Canada’s Liberal government is a warning of where Labour’s worship of modern Left nostrums leads. Only recently, for example, the Toronto District School Board (TDSB) voted to prioritise fighting “anti-Palestinian racism” – despite Canada currently experiencing some of the most vocal and violent anti-Semitic attacks, and Jewish pupils in Toronto reporting being beaten up and having Hitler salutes directed at them. But heh, the real issue is anti-Palestine racism – which hasn’t, of course, been defined. I give it a month before the first decision that someone calling themselves a Zionist is held to be an anti-Palestinian racist. And I give it six months before we see the same demand here, under Labour, for anti-Palestine racism to be prioritised.
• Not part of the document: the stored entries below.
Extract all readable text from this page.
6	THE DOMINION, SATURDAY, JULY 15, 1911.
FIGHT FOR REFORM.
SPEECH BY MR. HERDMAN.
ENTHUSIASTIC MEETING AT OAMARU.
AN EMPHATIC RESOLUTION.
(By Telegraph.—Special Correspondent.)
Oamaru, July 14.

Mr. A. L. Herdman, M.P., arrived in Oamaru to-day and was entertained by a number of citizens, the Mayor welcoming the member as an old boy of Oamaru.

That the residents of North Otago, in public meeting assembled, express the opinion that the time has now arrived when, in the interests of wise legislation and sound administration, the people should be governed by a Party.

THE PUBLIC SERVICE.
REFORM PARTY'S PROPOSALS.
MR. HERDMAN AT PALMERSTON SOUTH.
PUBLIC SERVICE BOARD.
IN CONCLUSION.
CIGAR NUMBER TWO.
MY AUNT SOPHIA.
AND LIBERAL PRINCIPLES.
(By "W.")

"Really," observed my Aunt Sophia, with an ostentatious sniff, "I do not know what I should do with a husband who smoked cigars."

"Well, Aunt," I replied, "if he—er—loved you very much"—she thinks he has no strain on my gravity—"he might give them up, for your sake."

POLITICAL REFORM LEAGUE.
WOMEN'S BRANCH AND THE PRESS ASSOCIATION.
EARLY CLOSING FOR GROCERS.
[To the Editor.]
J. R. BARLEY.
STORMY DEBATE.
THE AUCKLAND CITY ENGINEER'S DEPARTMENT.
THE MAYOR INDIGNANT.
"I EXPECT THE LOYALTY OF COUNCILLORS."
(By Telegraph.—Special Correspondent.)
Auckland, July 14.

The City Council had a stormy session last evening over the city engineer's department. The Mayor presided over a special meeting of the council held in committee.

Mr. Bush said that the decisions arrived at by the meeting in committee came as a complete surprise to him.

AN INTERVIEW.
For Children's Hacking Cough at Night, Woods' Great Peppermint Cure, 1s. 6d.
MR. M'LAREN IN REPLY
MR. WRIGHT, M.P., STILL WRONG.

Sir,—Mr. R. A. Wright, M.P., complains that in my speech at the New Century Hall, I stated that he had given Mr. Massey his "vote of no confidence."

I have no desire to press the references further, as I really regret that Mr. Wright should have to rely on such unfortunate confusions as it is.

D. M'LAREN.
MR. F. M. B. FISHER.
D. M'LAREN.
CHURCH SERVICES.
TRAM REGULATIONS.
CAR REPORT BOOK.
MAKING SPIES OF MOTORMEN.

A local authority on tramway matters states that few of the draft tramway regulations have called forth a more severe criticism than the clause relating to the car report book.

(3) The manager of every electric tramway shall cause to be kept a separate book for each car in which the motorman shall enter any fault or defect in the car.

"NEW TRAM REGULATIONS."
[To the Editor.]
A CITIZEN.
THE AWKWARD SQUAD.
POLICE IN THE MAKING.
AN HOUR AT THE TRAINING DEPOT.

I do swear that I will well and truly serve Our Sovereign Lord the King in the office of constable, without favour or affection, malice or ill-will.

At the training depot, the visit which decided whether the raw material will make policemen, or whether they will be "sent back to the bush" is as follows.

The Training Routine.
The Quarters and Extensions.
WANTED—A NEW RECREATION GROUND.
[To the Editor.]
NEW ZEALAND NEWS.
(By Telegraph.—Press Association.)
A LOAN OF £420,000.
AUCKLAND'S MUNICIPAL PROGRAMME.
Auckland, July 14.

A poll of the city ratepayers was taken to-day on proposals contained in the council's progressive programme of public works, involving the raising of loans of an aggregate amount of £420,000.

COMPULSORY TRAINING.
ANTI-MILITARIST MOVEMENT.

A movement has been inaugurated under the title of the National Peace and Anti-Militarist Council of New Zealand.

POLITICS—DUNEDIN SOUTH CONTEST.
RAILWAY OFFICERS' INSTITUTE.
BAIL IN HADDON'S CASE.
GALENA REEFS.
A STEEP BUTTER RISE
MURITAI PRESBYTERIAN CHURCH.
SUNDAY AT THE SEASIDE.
Canada under Trudeau is a preview of where we could be heading. Whatever your views on assisted dying, for example, in Canada it has been taken to repellent extremes with disabled people being asked if they want to be euthanised. Sir Keir Starmer likes the image of a dessicated calculating machine, as Aneurin Bevan described Hugh Gaitskell. But as we saw when he said he would never pay for private healthcare for a relative who couldn’t be treated on the NHS, there is an ideological rod of steel running through him. The fear is where that may lead.